On the other hand, suppose we used the |
logical operator instead. The |
operator will evaluate whether “review rating is great than 9.0” is TRUE, or “release country is Canada” is TRUE. If either of these statements are TRUE or both of these are TRUE, then the data is displayed. If both of these are false, then they are filtered out. Observe:
%>%
horror_movies filter(review_rating >= 9.0 | release_country == "Canada") %>%
count(review_rating, release_country, sort = T)
## # A tibble: 52 × 3
## review_rating release_country n
## <dbl> <chr> <int>
## 1 NA Canada 7
## 2 9 USA 5
## 3 4.4 Canada 4
## 4 4.5 Canada 4
## 5 2.4 Canada 3
## 6 3.3 Canada 3
## 7 4.9 Canada 3
## 8 9.1 USA 3
## 9 3.4 Canada 2
## 10 4 Canada 2
## # ℹ 42 more rows
Notice that we we have review ratings that are less than 9.0, and also countries that are not Canada.

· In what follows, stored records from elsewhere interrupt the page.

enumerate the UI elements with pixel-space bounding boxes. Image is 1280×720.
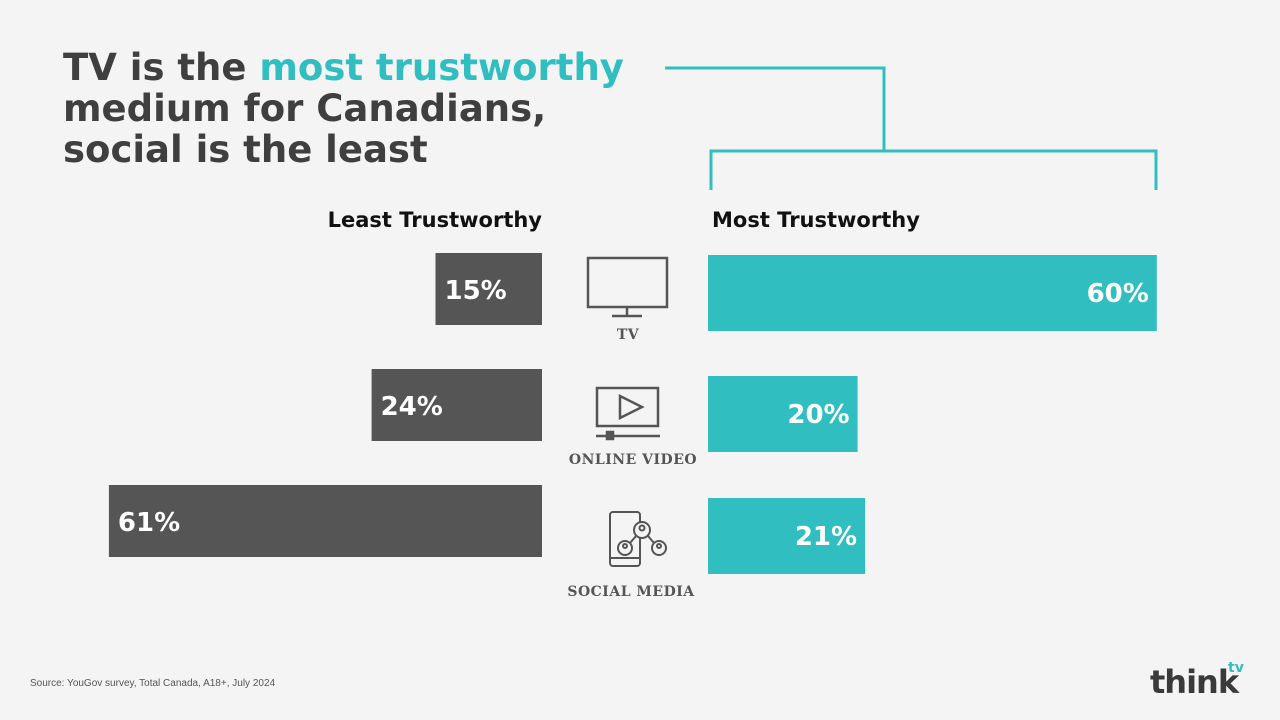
most-label-online-video: 20% xyxy=(787,400,849,430)
most-bar-online-video xyxy=(708,376,858,452)
online-video-icon xyxy=(595,386,660,441)
least-label-online-video: 24% xyxy=(381,392,443,422)
source-note: Source: YouGov survey, Total Canada, A18… xyxy=(30,678,276,689)
least-bar-tv xyxy=(435,253,542,325)
most-label-social-media: 21% xyxy=(795,522,857,552)
most-trustworthy-heading: Most Trustworthy xyxy=(712,208,920,232)
least-bar-social-media xyxy=(108,485,543,557)
title-part-3: social is the least xyxy=(63,128,428,171)
most-trustworthy-bars: 60% 20% 21% xyxy=(708,255,1157,574)
logo-think-text: think xyxy=(1150,663,1239,701)
title-bracket-connector xyxy=(665,66,1158,190)
tv-monitor-icon xyxy=(586,256,669,318)
thinktv-logo: think tv xyxy=(1150,660,1245,702)
title-accent: most trustworthy xyxy=(259,46,624,89)
least-label-social-media: 61% xyxy=(118,508,180,538)
page-title: TV is the most trustworthy medium for Can… xyxy=(63,47,624,170)
most-label-tv: 60% xyxy=(1087,279,1149,309)
title-part-1: TV is the xyxy=(63,46,260,89)
social-media-phone-icon xyxy=(609,511,667,567)
logo-tv-text: tv xyxy=(1228,660,1244,676)
category-label-online-video: ONLINE VIDEO xyxy=(569,452,697,468)
category-label-tv: TV xyxy=(617,327,640,343)
category-label-social-media: SOCIAL MEDIA xyxy=(567,584,695,600)
title-part-2: medium for Canadians, xyxy=(63,87,547,130)
least-label-tv: 15% xyxy=(445,276,507,306)
most-bar-social-media xyxy=(708,498,866,574)
least-trustworthy-bars: 15% 24% 61% xyxy=(108,253,543,557)
most-bar-tv xyxy=(708,255,1157,331)
least-bar-online-video xyxy=(371,369,542,441)
least-trustworthy-heading: Least Trustworthy xyxy=(327,208,542,232)
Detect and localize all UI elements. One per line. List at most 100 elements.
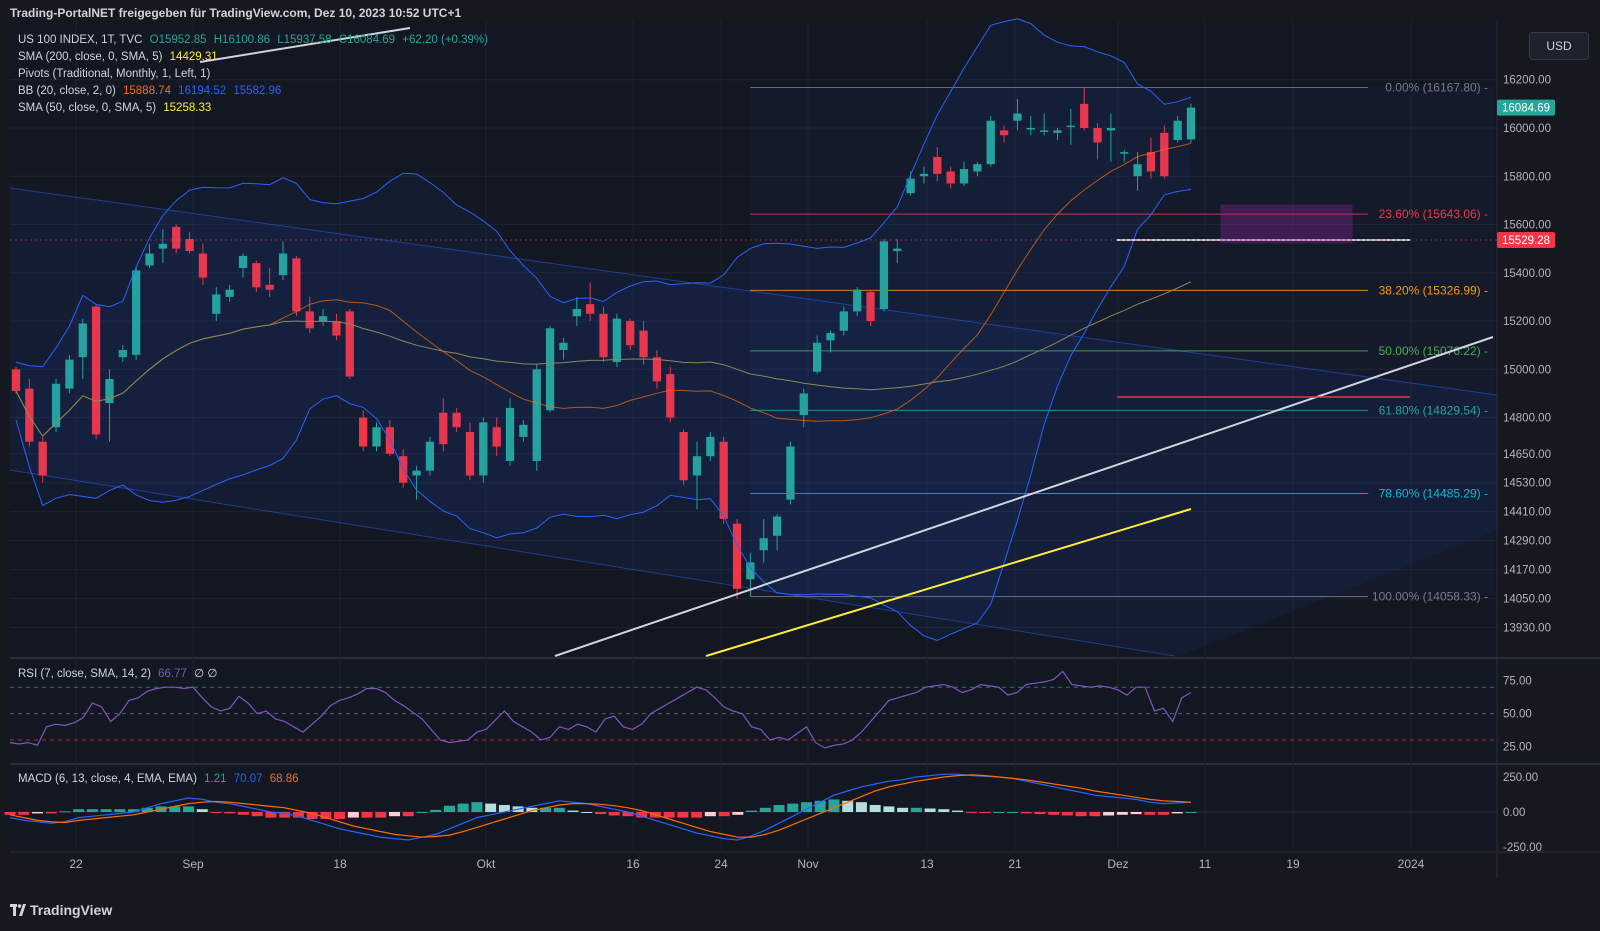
macd-histogram-bar	[457, 803, 469, 812]
candle-body	[465, 432, 475, 476]
low-value: L15937.58	[277, 34, 332, 46]
time-tick-label: Nov	[797, 857, 818, 871]
candle-body	[799, 393, 808, 416]
macd-histogram-bar	[196, 809, 208, 812]
candle-body	[746, 562, 755, 580]
price-tick-label: 15400.00	[1503, 268, 1551, 280]
symbol-legend: US 100 INDEX, 1T, TVC O15952.85 H16100.8…	[18, 34, 492, 46]
candle-body	[1120, 152, 1129, 154]
macd-histogram-bar	[86, 809, 98, 812]
fibonacci-level-label: 38.20% (15326.99) -	[1379, 283, 1488, 297]
macd-histogram-bar	[59, 811, 71, 813]
candle-body	[252, 263, 261, 288]
bb-legend[interactable]: BB (20, close, 2, 0) 15888.74 16194.52 1…	[18, 85, 285, 97]
bb-label: BB (20, close, 2, 0)	[18, 85, 116, 97]
candle-body	[919, 173, 929, 177]
last-price-tag	[1497, 99, 1555, 116]
candle-body	[866, 292, 875, 322]
macd-histogram-bar	[828, 799, 840, 812]
close-value: C16084.69	[338, 34, 396, 46]
candle-body	[65, 359, 74, 389]
tradingview-footer: TradingView	[10, 902, 112, 918]
sma200-value: 14429.31	[169, 51, 218, 63]
sma200-legend[interactable]: SMA (200, close, 0, SMA, 5) 14429.31	[18, 51, 222, 63]
macd-histogram-bar	[814, 800, 826, 812]
rsi-value: 66.77	[158, 668, 187, 680]
pivots-legend[interactable]: Pivots (Traditional, Monthly, 1, Left, 1…	[18, 68, 214, 80]
candle-body	[1106, 128, 1116, 131]
macd-histogram-bar	[1130, 812, 1142, 815]
price-tick-label: 16000.00	[1503, 123, 1551, 135]
macd-histogram-bar	[4, 812, 16, 815]
regression-upper-line	[9, 187, 1498, 396]
macd-legend[interactable]: MACD (6, 13, close, 4, EMA, EMA) 1.21 70…	[18, 773, 303, 785]
candle-body	[639, 330, 648, 358]
candle-body	[91, 306, 101, 435]
bb-upper-value: 16194.52	[178, 85, 227, 97]
candle-body	[505, 407, 515, 461]
candle-body	[772, 516, 782, 536]
macd-histogram-bar	[141, 807, 153, 812]
sma50-legend[interactable]: SMA (50, close, 0, SMA, 5) 15258.33	[18, 102, 215, 114]
macd-histogram-bar	[622, 812, 634, 817]
macd-histogram-bar	[320, 812, 332, 819]
crosshair-price-label: 15529.28	[1502, 235, 1550, 247]
candle-body	[212, 294, 221, 314]
fibonacci-level-label: 50.00% (15076.22) -	[1379, 344, 1488, 358]
candle-body	[78, 323, 87, 358]
macd-histogram-bar	[924, 808, 936, 812]
candle-body	[812, 342, 822, 372]
time-tick-label: 19	[1286, 857, 1300, 871]
time-tick-label: 13	[920, 857, 934, 871]
candle-body	[906, 178, 915, 194]
candle-body	[626, 321, 635, 346]
candle-body	[359, 417, 368, 447]
macd-histogram-bar	[224, 812, 236, 814]
candle-body	[1066, 125, 1075, 128]
rsi-tick-label: 25.00	[1503, 742, 1532, 754]
macd-histogram-bar	[897, 807, 909, 812]
candle-body	[412, 470, 421, 476]
candle-body	[1173, 120, 1182, 141]
rsi-legend[interactable]: RSI (7, close, SMA, 14, 2) 66.77 ∅ ∅	[18, 666, 221, 680]
candle-body	[586, 304, 595, 314]
macd-histogram-bar	[169, 806, 181, 812]
macd-line-value: 70.07	[233, 773, 263, 785]
macd-histogram-bar	[608, 812, 620, 816]
macd-histogram-bar	[361, 812, 373, 818]
macd-histogram-bar	[540, 807, 552, 812]
macd-histogram-bar	[498, 805, 510, 812]
bollinger-upper-line	[15, 18, 1192, 368]
candle-body	[1039, 130, 1049, 132]
currency-button[interactable]: USD	[1529, 32, 1589, 60]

This is because only one of our statements need to be TRUE (although, as stated, both can be TRUE as well).
6.6 Selected Solutions
(Exercise 1.2.1) The most common review rating is NA if we take into consideration missing values, and 4.7 if we do not take missing values into consideration.
(Exercise 1.5.1) Of the movies that were released in USA or had a rating of “NOT RATED” the highest review rating was a 9.8 by the movie Bonehill Road (2017).
(Exercise 1.5.2) Of the movies that were released in USA or Japan, there were 67 movies that were rated “PG-13”.